On the former, ho-hum to Donald Trump’s reversion to form with flagrant prevarications about ‘millions of people who voted illegally,’ which merely reinforce what the past eighteen months have shown us: there will be no “New Trump,” and the silly and ‘crooked’ tweeting will be with us for as long as he is President.
On the former, the Senate should withhold approval of Trump’s cabinet nominees until some reasonable form of conflict-of-interest safeguard has been put in place. Period.
Despite the appearance of normalcy accompanying the restaging of The Apprentice for the formation of an administration — where “You’re hired” supplants “You’re fired” — tens of millions of Americans are dismayed, disquieted, depressed, and some are fearful of what lies in store with this presidency. They have good reason for harboring such concerns.
Nothing in Donald Trump’s victory expunges the unprecedented, repellent campaign he waged for nearly 18 months, nor the abhorrent ‘birther movement’ he sired early in President Obama’s presidency.
Whether he, his advisers, and his supporters understand, he begins his presidency in the dank confines of a deep well of disrespect earned through his invective of intolerance and thuggish behavior — a Pyrrhic strategy that will severely compromise his ability to govern and to survive the inevitable low points of a presidency.
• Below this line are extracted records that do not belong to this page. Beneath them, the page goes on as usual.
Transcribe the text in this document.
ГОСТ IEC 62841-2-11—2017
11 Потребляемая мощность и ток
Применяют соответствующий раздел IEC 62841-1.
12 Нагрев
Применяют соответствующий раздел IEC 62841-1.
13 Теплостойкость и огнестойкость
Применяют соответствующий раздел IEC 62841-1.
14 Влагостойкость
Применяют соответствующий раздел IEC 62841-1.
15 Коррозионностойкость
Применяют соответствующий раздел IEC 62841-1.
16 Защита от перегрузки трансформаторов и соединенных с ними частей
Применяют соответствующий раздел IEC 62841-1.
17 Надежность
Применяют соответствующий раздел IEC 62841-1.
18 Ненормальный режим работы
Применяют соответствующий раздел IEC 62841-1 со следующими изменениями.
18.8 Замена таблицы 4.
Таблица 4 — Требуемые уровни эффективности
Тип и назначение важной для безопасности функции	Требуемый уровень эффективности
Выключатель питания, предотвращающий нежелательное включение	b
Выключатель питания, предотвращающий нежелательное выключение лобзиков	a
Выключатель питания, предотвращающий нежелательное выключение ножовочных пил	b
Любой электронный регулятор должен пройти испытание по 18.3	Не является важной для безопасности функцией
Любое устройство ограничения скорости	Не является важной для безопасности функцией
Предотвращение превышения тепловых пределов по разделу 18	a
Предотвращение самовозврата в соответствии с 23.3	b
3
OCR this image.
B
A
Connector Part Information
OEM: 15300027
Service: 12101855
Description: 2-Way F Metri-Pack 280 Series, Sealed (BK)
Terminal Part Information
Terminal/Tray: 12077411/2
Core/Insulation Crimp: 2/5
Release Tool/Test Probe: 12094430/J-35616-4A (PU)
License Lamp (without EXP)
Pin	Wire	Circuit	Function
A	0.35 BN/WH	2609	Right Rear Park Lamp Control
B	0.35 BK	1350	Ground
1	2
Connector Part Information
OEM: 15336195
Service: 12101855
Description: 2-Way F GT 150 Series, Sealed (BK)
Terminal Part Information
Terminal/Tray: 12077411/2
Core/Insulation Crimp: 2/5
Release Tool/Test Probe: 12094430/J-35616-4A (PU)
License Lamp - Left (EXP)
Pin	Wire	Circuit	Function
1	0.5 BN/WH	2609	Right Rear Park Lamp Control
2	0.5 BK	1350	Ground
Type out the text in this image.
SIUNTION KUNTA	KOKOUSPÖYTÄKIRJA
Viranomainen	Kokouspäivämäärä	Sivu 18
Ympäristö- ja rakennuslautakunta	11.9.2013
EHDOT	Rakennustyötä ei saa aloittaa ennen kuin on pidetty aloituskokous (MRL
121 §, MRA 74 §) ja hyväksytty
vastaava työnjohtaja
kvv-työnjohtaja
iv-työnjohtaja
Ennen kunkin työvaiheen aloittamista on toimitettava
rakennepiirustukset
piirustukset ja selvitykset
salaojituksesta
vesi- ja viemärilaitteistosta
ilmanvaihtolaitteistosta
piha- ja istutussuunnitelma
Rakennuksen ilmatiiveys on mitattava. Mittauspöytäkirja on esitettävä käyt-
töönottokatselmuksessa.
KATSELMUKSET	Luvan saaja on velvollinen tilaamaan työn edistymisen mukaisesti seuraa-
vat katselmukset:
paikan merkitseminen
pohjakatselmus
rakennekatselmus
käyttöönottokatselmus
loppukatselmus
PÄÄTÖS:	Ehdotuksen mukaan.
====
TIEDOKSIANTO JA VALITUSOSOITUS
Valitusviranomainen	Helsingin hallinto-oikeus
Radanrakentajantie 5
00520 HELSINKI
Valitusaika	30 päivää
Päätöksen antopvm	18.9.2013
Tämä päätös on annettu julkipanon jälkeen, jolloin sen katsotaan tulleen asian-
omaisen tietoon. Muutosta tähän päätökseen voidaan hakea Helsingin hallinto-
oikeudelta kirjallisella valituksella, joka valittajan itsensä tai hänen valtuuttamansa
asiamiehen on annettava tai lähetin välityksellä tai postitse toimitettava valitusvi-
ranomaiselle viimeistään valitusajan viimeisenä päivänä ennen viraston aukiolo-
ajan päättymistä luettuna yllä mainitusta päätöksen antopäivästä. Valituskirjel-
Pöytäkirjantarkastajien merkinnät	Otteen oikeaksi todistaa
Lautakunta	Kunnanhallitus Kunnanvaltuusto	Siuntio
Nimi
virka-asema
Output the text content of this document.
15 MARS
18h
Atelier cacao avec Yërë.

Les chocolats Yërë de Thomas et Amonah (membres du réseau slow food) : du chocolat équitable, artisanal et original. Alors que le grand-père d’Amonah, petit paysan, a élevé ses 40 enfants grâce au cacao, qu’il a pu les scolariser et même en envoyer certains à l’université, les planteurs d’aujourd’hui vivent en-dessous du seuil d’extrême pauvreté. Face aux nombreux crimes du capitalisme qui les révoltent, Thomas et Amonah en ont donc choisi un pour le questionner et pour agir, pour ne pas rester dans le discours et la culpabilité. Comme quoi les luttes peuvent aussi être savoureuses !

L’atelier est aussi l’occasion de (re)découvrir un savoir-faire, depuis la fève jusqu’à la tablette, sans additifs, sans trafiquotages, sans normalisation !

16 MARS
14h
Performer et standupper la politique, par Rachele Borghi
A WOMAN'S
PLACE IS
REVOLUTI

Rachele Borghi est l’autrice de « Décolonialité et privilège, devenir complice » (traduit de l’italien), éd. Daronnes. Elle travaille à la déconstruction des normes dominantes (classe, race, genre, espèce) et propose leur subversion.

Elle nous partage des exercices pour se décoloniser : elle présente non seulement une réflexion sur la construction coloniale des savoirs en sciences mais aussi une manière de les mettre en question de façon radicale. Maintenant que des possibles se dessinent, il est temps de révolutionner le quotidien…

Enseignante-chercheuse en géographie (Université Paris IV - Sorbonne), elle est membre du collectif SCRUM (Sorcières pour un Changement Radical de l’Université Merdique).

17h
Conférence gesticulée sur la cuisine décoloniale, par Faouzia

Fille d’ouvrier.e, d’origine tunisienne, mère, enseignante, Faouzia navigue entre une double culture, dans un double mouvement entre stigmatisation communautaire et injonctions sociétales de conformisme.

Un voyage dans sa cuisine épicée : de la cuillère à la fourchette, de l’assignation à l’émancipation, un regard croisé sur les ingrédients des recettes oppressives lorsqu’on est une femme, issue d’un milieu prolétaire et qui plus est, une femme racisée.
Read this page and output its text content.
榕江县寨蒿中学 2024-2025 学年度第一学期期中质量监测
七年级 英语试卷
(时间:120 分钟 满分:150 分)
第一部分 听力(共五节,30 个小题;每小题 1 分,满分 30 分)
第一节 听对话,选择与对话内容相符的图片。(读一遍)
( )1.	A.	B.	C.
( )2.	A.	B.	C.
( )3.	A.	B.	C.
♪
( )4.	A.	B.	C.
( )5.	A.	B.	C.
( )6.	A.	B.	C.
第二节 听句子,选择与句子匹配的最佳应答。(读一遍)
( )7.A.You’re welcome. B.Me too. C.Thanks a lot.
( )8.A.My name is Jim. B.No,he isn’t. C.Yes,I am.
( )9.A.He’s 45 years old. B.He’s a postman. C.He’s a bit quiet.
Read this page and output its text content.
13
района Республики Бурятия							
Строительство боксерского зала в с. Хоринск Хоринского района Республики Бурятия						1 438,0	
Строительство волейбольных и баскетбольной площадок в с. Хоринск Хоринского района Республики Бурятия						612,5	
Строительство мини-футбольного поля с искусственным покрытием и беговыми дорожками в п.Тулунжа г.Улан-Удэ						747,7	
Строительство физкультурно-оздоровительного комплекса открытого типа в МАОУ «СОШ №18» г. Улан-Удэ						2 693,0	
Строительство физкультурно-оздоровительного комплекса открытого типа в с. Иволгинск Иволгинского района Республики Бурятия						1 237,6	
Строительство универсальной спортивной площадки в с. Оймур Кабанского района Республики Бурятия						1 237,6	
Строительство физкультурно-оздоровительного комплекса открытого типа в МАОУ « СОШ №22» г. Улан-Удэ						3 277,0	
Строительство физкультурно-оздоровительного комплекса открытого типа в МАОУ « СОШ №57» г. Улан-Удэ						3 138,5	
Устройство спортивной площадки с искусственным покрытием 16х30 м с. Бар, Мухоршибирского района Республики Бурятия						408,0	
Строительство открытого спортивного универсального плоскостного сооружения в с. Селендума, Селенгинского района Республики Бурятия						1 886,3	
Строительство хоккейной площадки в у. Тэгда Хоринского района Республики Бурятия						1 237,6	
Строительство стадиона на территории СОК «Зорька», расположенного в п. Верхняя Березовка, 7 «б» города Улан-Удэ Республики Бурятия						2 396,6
This will be compounded by his inability to deliver the goods he’s promised the Rust Belt and Coal Country and to make good on the threats he’s made to trading partners to the south and east of our shores.
In the meantime, we are embarked upon a beta test of sorts, the first occasion in the lifetime of anyone alive today to determine whether the framers in Philadelphia have given us a bulwark against illiberalism or whether it is possible to mount an autocratic hijacking of the republic.
We should neither assume that a Trump presidency will be of that character nor ignore signals suggesting that it might: elements of both are visible. In the meantime, we are well advised to accept that we are in ‘uncharted territory’ where vigilance trumps trust until such time as the record shows otherwise.
Just as people of faith turn to Scripture in troubled times, this is an opportune moment for democrats to revisit the Federalist Papers — a series of eighty-five separate essays crafted nearly 230 years ago by Alexander Hamilton, John Jay, and James Madison — under the pseudonym, Publius. These founders set about to persuade the citizenry to ratify the Constitution, and as the venerable historian Richard B. Morris wrote, [the Papers were] “an incomparable exposition of the Constitution, a classic in political science unsurpassed in both breadth and depth by the product of any later American writer.”
Publius began Federalist 1 with an observation, which seems a fitting lens through which to view the road ahead:
It has been frequently remarked, that it seems to have been reserved to the people of this country, by their conduct and example, to decide the important question, whether societies of men are really capable or not, of establishing good government from reflection and choice, or whether they are forever destined to depend, for their political constitutions, on accident and force.